The tests were continued until a number of cycles greater than 100,000 was obtained without any damage to the adhesive plugs being observed. It is therefore confirmed that these plugs have excellent resistance over time and that they do not alter the potential lifespan of the fibers under test, which is more than twelve years excluding chemical aging.

It therefore appears from the results of the tests carried out on fibers repaired by implementing the method of the invention, that these immediately recover their original mechanical and separating performance.
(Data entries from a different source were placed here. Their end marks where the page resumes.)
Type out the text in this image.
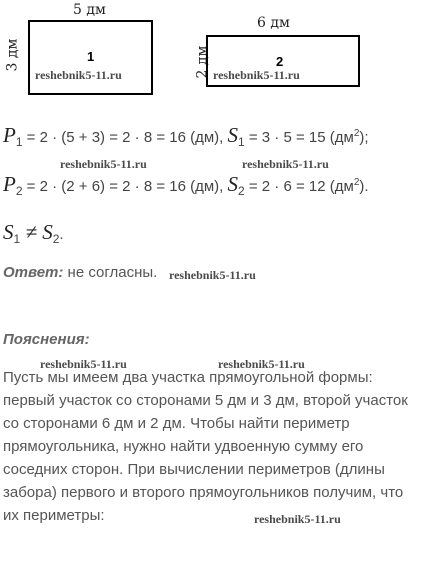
5 дм
3 дм	1
reshebnik5-11.ru
6 дм
2 дм	2
reshebnik5-11.ru
$P_1 = 2 \cdot (5 + 3) = 2 \cdot 8 = 16$ (дм), $S_1 = 3 \cdot 5 = 15$ $(дм^2)$;
reshebnik5-11.ru	reshebnik5-11.ru
$P_2 = 2 \cdot (2 + 6) = 2 \cdot 8 = 16$ (дм), $S_2 = 2 \cdot 6 = 12$ $(дм^2)$.
$S_1 \ne S_2$.
Ответ: не согласны. reshebnik5-11.ru
Пояснения:
reshebnik5-11.ru	reshebnik5-11.ru
Пусть мы имеем два участка прямоугольной формы:
первый участок со сторонами 5 дм и 3 дм, второй участок
со сторонами 6 дм и 2 дм. Чтобы найти периметр
прямоугольника, нужно найти удвоенную сумму его
соседних сторон. При вычислении периметров (длины
забора) первого и второго прямоугольников получим, что
их периметры:	reshebnik5-11.ru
Indeed, whatever the type of “fatigue” that the fibers have undergone (acid, basic, bacteriological attack or by detergents) the adhesive plugs formed according to the invention adhere, in an irreversible manner, to the membrane and do not more of the repaired fiber comes off. Furthermore, the fact that it has been observed, after repair, that the fibers subjected to increasing internal pressure always burst outside the locations comprising adhesive plugs, clearly demonstrates the very high reliability of the repairs carried out by placing work of the process which is the subject of the invention.

It remains to be understood that the present invention is not limited to the examples of implementation described above, but that it encompasses all variants thereof, in particular, as already mentioned, the invention is not limited to the repair of only ultra-, nano and hyper-filtration fibers, but it can also be applied to the repair in particular of microfiltration fibers of gas permeation, of pervaporation etc ...

Claims

1 - Method for repairing membranes, in particular of ultra-, nano- and hyper-filtration, in particular in configuration of hollow tubular fibers which consists, after detection and localization of a leak in a damaged fiber, in injecting an adhesive therein crosslinkable, this process being characterized in that a plug of a precisely dosed amount of a mono-component synthetic adhesive is injected into the damaged fiber and the curing of said adhesive plug is carried out by crosslinking / polymerization under ultra radiation -violet with a focusing of this radiation on the section of the fiber to be repaired, under a high flux density in the form of a parallel beam, by means of a waveguide.

2 - Method according to claim 1, characterized in that an adhesive is used which is a synthetic resin.

3 - Method according to claim 1, characterized in that the height of the injected adhesive plug is of the order of 6 +/- 1 mm.